- The Official EICSD Banner

Location
- 600 Pardee Rd Rochester, NY 14609 (Headquarters built into Laurelton-Pardee Intermediate)Monroe County, New York United States
- Coordinates: 43°11′14″N 77°33′08″W﻿ / ﻿43.1873°N 77.5521°W

District information
- Type: Public
- Motto: Building a Future, One Student at a Time
- Grades: Pre-K-12 and adult education
- Established: July 1956
- Superintendent: Mary E. Grow
- Asst. superintendent(s): John Abbott (deputy)
- Accreditation: New York State Education Department
- Schools: Two primary schools (K–2) Two intermediate schools (3–5) One middle school (6–8) One senior high school (9–12)
- Budget: US$86,563,388 (2021-2022)
- NCES District ID: 3609690

Students and staff
- Students: 3,600 (2014–2015)
- Student–teacher ratio: 13:1

Other information
- Unions: NYSUT, East Irondequoit Teachers' Association
- Website: www.eastiron.org

= East Irondequoit Central School District =

School district in New York, United States

The East Irondequoit Central School District is a public school district in New York State that serves approximately 3,600 students in the eastern half of the town of Irondequoit in Monroe County.
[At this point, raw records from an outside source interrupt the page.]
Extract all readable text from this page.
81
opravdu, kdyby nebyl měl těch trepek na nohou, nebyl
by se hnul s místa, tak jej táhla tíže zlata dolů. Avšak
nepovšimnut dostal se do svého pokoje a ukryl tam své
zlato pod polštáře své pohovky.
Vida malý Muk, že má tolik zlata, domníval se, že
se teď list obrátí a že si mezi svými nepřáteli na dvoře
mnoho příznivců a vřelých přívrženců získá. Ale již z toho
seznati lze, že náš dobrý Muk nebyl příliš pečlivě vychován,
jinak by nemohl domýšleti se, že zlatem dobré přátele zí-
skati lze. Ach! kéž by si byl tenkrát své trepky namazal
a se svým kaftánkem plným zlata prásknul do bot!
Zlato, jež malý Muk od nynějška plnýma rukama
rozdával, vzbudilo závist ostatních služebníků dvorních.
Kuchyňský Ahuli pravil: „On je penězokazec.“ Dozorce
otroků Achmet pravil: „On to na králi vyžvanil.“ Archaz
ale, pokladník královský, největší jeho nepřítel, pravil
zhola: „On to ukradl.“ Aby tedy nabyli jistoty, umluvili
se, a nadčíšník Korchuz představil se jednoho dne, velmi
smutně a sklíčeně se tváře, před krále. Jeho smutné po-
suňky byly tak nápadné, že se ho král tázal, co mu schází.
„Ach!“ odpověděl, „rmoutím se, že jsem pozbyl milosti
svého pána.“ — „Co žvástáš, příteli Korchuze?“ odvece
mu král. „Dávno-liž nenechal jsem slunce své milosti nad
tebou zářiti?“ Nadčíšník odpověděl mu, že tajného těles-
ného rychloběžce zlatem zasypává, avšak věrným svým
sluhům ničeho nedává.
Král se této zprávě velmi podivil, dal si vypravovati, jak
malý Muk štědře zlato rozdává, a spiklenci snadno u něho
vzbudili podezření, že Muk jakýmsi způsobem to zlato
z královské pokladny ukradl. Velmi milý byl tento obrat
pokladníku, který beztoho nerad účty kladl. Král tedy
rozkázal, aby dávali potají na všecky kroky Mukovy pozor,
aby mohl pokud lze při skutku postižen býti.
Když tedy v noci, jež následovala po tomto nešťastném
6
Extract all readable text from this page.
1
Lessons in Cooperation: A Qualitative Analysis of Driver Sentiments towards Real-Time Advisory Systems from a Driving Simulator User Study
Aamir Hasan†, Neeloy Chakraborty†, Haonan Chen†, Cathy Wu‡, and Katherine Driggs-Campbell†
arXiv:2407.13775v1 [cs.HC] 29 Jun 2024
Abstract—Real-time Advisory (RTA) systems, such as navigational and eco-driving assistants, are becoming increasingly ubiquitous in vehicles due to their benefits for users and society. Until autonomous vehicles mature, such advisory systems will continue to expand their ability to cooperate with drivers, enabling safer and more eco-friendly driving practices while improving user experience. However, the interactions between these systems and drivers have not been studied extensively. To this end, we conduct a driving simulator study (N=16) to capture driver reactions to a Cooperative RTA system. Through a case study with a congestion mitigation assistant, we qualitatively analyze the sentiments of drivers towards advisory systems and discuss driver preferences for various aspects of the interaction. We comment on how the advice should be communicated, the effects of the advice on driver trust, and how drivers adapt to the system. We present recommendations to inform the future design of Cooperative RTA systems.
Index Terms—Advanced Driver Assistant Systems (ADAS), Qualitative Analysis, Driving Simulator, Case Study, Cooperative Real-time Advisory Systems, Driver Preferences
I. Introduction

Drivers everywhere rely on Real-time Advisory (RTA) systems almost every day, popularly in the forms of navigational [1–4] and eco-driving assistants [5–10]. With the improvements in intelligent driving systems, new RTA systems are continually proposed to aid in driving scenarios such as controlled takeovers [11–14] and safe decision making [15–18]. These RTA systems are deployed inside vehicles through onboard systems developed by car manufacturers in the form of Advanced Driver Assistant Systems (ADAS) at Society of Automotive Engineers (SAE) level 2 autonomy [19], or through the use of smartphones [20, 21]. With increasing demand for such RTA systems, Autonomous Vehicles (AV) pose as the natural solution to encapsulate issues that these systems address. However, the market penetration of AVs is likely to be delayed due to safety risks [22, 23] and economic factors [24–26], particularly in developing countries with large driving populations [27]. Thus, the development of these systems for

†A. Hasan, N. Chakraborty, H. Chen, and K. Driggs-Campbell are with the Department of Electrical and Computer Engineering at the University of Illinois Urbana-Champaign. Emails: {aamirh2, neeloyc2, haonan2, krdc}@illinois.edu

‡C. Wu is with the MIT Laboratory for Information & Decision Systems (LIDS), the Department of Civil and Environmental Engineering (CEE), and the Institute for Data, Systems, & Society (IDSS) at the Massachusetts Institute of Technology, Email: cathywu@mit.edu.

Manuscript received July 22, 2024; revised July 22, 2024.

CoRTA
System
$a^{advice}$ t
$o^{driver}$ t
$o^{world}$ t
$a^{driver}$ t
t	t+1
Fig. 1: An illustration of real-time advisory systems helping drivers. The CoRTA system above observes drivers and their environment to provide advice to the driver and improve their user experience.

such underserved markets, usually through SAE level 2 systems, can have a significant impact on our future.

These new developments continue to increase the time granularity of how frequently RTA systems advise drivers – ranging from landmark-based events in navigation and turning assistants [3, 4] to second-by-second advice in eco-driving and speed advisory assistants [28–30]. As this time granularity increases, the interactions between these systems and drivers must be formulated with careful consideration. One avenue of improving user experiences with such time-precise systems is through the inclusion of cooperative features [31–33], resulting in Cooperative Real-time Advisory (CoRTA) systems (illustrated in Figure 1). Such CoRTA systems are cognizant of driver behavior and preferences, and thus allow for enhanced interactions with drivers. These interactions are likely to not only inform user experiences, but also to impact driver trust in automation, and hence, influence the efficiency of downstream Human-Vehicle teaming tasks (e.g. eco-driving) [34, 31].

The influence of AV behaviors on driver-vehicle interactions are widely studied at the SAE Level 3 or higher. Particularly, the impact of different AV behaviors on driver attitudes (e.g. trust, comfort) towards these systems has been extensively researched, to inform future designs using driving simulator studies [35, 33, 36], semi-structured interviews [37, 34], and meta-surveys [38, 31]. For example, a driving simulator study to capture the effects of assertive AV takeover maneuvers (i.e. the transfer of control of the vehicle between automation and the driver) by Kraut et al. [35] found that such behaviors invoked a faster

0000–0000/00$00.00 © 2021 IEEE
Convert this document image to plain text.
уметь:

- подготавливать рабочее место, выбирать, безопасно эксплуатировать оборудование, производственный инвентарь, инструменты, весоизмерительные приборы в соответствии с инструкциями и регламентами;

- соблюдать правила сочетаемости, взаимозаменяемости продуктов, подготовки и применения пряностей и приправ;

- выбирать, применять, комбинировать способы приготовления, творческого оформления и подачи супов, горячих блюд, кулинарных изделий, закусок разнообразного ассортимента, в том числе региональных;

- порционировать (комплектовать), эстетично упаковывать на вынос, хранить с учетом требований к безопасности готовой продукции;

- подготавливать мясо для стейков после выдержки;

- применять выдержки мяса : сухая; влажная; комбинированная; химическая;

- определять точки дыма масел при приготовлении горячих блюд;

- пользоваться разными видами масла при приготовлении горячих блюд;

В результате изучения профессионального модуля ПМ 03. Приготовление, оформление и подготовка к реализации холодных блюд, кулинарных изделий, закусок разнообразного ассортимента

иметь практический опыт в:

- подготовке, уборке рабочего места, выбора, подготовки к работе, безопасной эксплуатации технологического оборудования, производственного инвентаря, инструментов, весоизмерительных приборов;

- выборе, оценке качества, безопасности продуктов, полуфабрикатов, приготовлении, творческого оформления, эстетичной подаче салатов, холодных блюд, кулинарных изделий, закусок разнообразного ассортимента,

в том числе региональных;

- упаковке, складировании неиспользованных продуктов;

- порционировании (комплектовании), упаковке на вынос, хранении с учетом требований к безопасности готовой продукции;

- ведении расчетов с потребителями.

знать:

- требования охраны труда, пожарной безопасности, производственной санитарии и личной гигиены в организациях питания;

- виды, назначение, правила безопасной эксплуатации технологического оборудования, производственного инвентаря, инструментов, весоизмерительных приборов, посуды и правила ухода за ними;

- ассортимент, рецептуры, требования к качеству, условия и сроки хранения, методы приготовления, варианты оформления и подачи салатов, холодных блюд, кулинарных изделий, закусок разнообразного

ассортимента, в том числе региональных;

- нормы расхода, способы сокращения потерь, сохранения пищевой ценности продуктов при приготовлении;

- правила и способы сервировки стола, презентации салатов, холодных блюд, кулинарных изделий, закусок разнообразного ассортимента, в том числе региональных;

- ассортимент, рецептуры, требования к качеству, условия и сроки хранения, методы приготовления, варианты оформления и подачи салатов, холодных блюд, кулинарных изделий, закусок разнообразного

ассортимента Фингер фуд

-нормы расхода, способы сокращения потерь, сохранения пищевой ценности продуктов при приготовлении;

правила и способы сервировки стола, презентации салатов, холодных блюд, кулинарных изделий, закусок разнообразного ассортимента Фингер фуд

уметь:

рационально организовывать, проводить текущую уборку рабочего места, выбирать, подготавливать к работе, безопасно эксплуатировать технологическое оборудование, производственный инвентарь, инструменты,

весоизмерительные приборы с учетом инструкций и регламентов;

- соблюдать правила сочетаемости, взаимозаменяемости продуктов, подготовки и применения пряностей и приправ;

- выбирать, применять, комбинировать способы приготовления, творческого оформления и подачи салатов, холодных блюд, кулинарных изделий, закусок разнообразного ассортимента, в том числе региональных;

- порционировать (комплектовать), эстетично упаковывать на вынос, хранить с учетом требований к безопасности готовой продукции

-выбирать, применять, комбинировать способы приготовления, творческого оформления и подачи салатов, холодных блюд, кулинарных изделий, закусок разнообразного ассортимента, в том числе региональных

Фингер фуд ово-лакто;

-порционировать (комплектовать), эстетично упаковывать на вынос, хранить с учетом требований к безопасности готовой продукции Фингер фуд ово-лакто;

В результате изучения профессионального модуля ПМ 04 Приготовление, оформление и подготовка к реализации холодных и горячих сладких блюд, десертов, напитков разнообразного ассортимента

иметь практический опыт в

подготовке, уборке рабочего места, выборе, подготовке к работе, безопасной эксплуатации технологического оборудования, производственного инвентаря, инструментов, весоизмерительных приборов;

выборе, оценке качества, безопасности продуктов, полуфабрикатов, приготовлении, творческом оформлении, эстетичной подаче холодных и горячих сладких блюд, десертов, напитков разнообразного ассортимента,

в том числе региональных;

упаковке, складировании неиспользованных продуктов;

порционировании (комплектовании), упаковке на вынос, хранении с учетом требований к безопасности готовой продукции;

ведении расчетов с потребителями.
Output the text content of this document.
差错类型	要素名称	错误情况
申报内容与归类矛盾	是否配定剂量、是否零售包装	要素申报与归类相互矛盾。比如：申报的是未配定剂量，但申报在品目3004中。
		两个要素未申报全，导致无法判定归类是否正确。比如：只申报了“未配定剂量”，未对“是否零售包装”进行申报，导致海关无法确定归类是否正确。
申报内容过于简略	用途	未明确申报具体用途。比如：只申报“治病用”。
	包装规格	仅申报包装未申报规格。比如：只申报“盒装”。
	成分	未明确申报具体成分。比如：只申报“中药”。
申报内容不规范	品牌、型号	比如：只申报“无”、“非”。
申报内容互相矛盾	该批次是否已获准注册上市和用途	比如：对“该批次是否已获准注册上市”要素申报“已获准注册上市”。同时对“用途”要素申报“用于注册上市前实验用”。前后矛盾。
It has over 600 employees and an operating budget of $86,563,388. The average class size is 23 (K-5) and 24 (6–12) students. The student-teacher ratio is 13:1 (elementary) and 13:1 (middle-high school). Mary E. Grow is the Superintendent of Schools.

==History==

Superintendents
| Name | Tenure |
|---|---|
| Merton J. Merring | 1957 – 1962 |
| Ross J. Willink | 1963 – 1969 |
| Daniel J. Healy | 1970 – 1973 |
| Rodney Spring | 1974 – |
| Mark Wayne | - 1985 |
| Josephine S. Kehoe | 1985 - 1998 |
| Robert L. Collins | 1998 – 2004 |
| John D. Abbott | 2004 - 2005 |
| Susan K. Allen | 2005 – 2018 |
| Mary E. Grow | 2019–present |

==Board of education==
Board members on the Board of Education serve rotating three-year terms. Elections are held each May for board members and to vote on the school district budget. Board members for the 2025–2026 school year are:

- Stacey Beaumont, president
- Jeffrey Petrie, vice president
- Jessica Krupa
- Kimberly Lasher
- Dan McInerney
- Jill Ricci
- Doreen Swan
- Carol Watt

==Schools==

===Elementary schools===
- Helendale Road Primary School (K-2) - Principal: Jessica legere
- Ivan L. Green Primary School (K-2) - Principal: Lucas Hiley
- Durand-Eastman Intermediate School (3–5) - Principal: Timothy Roach
- Laurelton-Pardee Intermediate School (3–5) - Principal: Meghan Bello

===Middle school===
- East Irondequoit Middle School (6–8) -Principal: Max Zeller - assistant principal(s) - Kevin Morrissey - interim assistant principal(s) - Kelly Walker

===High school===
- Eastridge High School (9–12) - interim Principal: David Dunn - Assistant Principals: Sean Costello, Redia bridges, Timothy baker

==Renovations==
During the 2006–2007 school year, the Durand-Eastman Intermediate School was being renovated. Its students were being housed at Ivan Green School (grade 3), Bishop Kearney School (grade 4) and East Irondequoit Middle School (grade 5). Now that the renovation of Durand Eastman is over, the students have returned to their "New" school. Residents of East Irondequoit Central School District voted on Tuesday, December 9, 2008, to approve the Generational Capital Project that includes construction and renovation work and purchase of buses to begin a district transportation service.
There will be no tax increase for the proposed construction, however, increased taxes will be needed to pay for hiring teachers, bus drivers and maintenance for the new buses. The new district-based transportation system will reduce costs by estimated $700,000 per year, on average, through reduced expenses and new revenue.
The project includes capital construction and renovation work and a district based transportation system. The proposal includes major improvements to the athletic facilities at Eastridge High School, which are more than fifty years old, along with renovation work at district elementary schools.